Butter, in moderation, can easily fit into a healthy balanced diet.  

"Butter has been garnering a better health perception over the last 18 months."
- American Restaurant Association’s David Maloni, told CNBC in March.

Emerging evidence such as from Georgia State University has also raised concerns about emulsifiers, which are commonly used in food processing and are also found in margarine, and their potential to disrupt the healthy bacteria in the gut and promote inflammation. These disruptions in turn are linked to increased risk of obesity and metabolic disorders – the same ailments consumers once hoped to avoid by choosing margarine over butter.

Consumption of margarine in both the US and the UK has dropped. According to British industry publication The Grocer, UK sales are falling by more than 7 percent a year. The new understanding of butter and health, combined with a growing interest in natural ingredients and the great taste of butter, has put butter back on the table of many consumers.  


However, as butter enjoys its renaissance, it is worth pointing out that not all butters are created equal. The composition of milk, and the products made from it, varies depending on a cow’s feed and New Zealand cows are predominantly pasture-fed. Milk from predominantly pasture-fed cows, rather than grain-fed, is typically richer in omega-3 fatty acids, conjugated linoleic acid (CLA), vitamin E and beta-carotenes. The latter gives our butter its typical yellow colour, so you can actually see ‘goodness’ in our New Zealand milk.  

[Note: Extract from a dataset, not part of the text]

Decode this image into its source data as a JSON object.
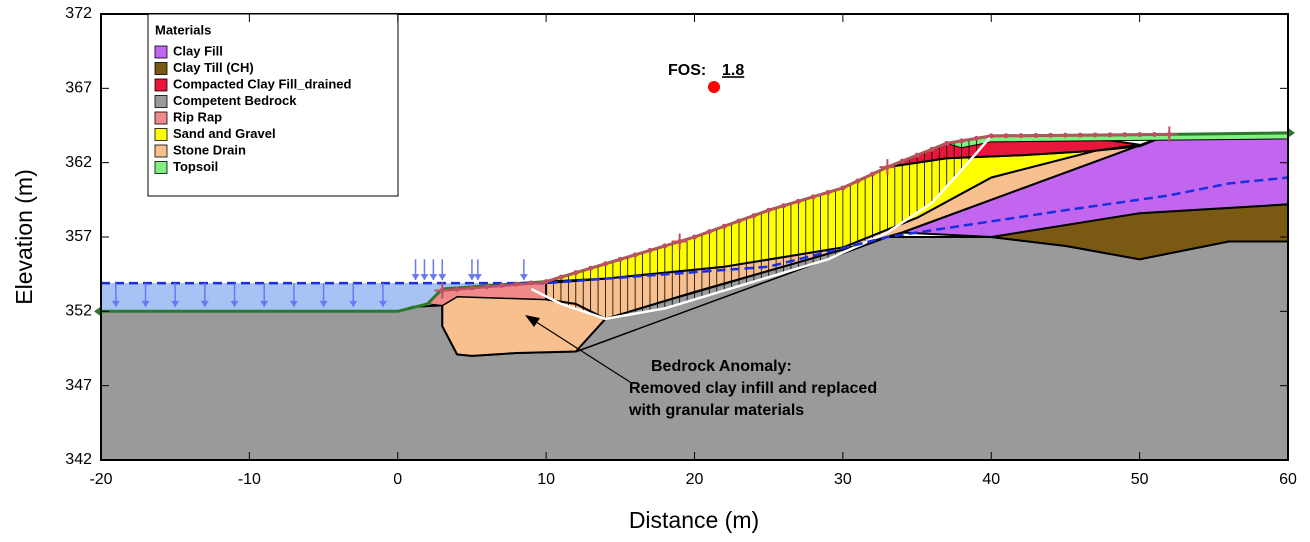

Meanwhile, CNBC notes that this overall shift in attitudes toward butter and margarine is being reflected in menus, most notably with McDonald’s in America opting to switch from margarine to butter on their Egg McMuffins last year.

"Butter consumption remains solid after years of decline and increasing in terms of domestic per-capita consumption [in the US]," BB&T Capital Markets analyst Brett Hundley told CNBC. Whether it’s McDonald’s or someone else, there is a trend towards natural ingredients, and butter certainly fits into that.


Alexander DD, Bylsma LC, Vargas AJ et al. (2016) Dairy consumption and CVD: a systematic review and meta-analysis. Brit J Nutr 115:737-750.

Qin LQ, Xu JY, Han SF et al. (2015) Dairy consumption and risk of cardiovascular disease: an updated meta-analysis of prospective cohort studies. Asia Pac J Clin Nutr 24(1):90-100.

Chassaing B, Koren O, Goodrich JK et al. (2015) Dietary emulsifiers impact the mouse gut microbiotia promoting colitis and metabolic syndrome. Nature 519(7541):92-6.